Induction of cytochrome P450 isoenzymes in cultured precision-cut rat and human liver slices

1. The effect of some xenobiotics on levels of selected cytochrome P450 (CYP) isoenzymes determined by Western immunoblotting and associated enzyme activities has been studied in 72-h cultured rat and human precision-cut liver slices. 2. In cultured rat liver slices, 0.5 mM sodium phenobarbitone (PB), 25 microM beta-naphthoflavone (BNF), and 20 micrograms/ml Aroclor 1254 (ARO) induced mixed-function oxidase enzyme activities. Western immunoblotting of liver slice microsomes was performed with antibodies to rat CYP1A2, 2B1/2 and 3A. Compared with 72-h control (dimethyl sulphoxide only treated) rat liver slice microsomes, PB induced CYP2B1/2 and 3A, BNF induced CYP1A2, and ARO induced CYP1A2, 2B1/2, and 3A. 3. The peroxisome proliferators methylclofenapate (MCP), ciprofibrate (CIP) and Wy-14,643 (WY) induced palmitoyl-CoA oxidation in 72-h cultured rat liver slices. Compared with 72-h control rat liver slice microsomes, MCP, CIP, and WY all induced levels of CYP4A. 4. In cultured human liver slices, 20 micrograms/ml ARO, but not 0.5 mM MCP, induced 7-ethoxyresorufin O-deethylase activity. Neither ARO nor MCP had any effect on homogenate palmitoyl-CoA oxidation and microsomal lauric acid 11- and 12-hydroxylase activities.
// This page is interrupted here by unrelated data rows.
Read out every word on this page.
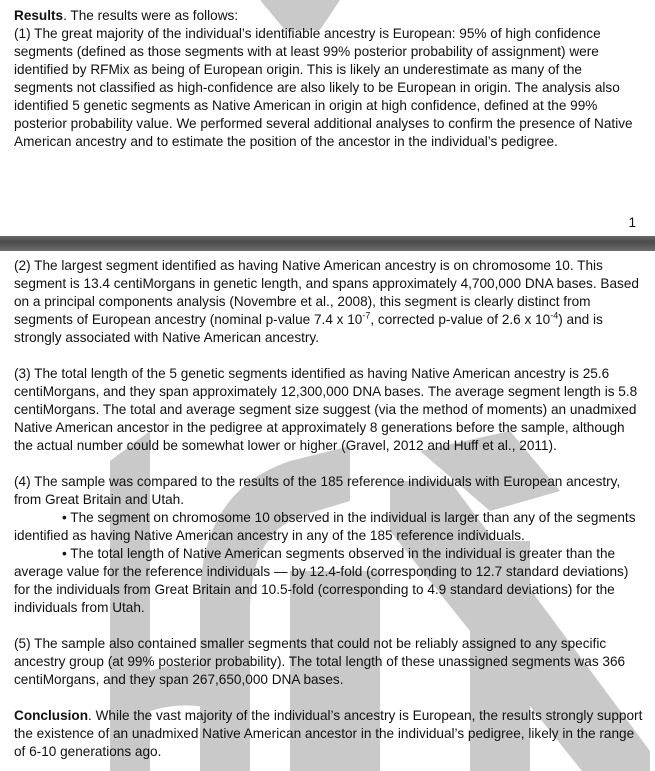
Results. The results were as follows:

(1) The great majority of the individual’s identifiable ancestry is European: 95% of high confidence segments (defined as those segments with at least 99% posterior probability of assignment) were identified by RFMix as being of European origin. This is likely an underestimate as many of the segments not classified as high-confidence are also likely to be European in origin. The analysis also identified 5 genetic segments as Native American in origin at high confidence, defined at the 99% posterior probability value. We performed several additional analyses to confirm the presence of Native American ancestry and to estimate the position of the ancestor in the individual’s pedigree.

1

(2) The largest segment identified as having Native American ancestry is on chromosome 10. This segment is 13.4 centiMorgans in genetic length, and spans approximately 4,700,000 DNA bases. Based on a principal components analysis (Novembre et al., 2008), this segment is clearly distinct from segments of European ancestry (nominal p-value 7.4 x $10^{-7}$, corrected p-value of 2.6 x $10^{-4}$) and is strongly associated with Native American ancestry.

(3) The total length of the 5 genetic segments identified as having Native American ancestry is 25.6 centiMorgans, and they span approximately 12,300,000 DNA bases. The average segment length is 5.8 centiMorgans. The total and average segment size suggest (via the method of moments) an unadmixed Native American ancestor in the pedigree at approximately 8 generations before the sample, although the actual number could be somewhat lower or higher (Gravel, 2012 and Huff et al., 2011).

(4) The sample was compared to the results of the 185 reference individuals with European ancestry, from Great Britain and Utah.

• The segment on chromosome 10 observed in the individual is larger than any of the segments identified as having Native American ancestry in any of the 185 reference individuals.

• The total length of Native American segments observed in the individual is greater than the average value for the reference individuals — by 12.4-fold (corresponding to 12.7 standard deviations) for the individuals from Great Britain and 10.5-fold (corresponding to 4.9 standard deviations) for the individuals from Utah.

(5) The sample also contained smaller segments that could not be reliably assigned to any specific ancestry group (at 99% posterior probability). The total length of these unassigned segments was 366 centiMorgans, and they span 267,650,000 DNA bases.

Conclusion. While the vast majority of the individual’s ancestry is European, the results strongly support the existence of an unadmixed Native American ancestor in the individual’s pedigree, likely in the range of 6-10 generations ago.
Compared with 72-h control human liver slice microsomes, ARO induced CYP1A2, and MCP appeared to induce CYP4A. Further studies would be required to confirm that CYP4A isoenzymes could be induced by xenobiotics in human liver slices. 5. These results demonstrate that cultured liver slices may be used in evaluating the effect of xenobiotics on both rat and human CYP isoenzymes.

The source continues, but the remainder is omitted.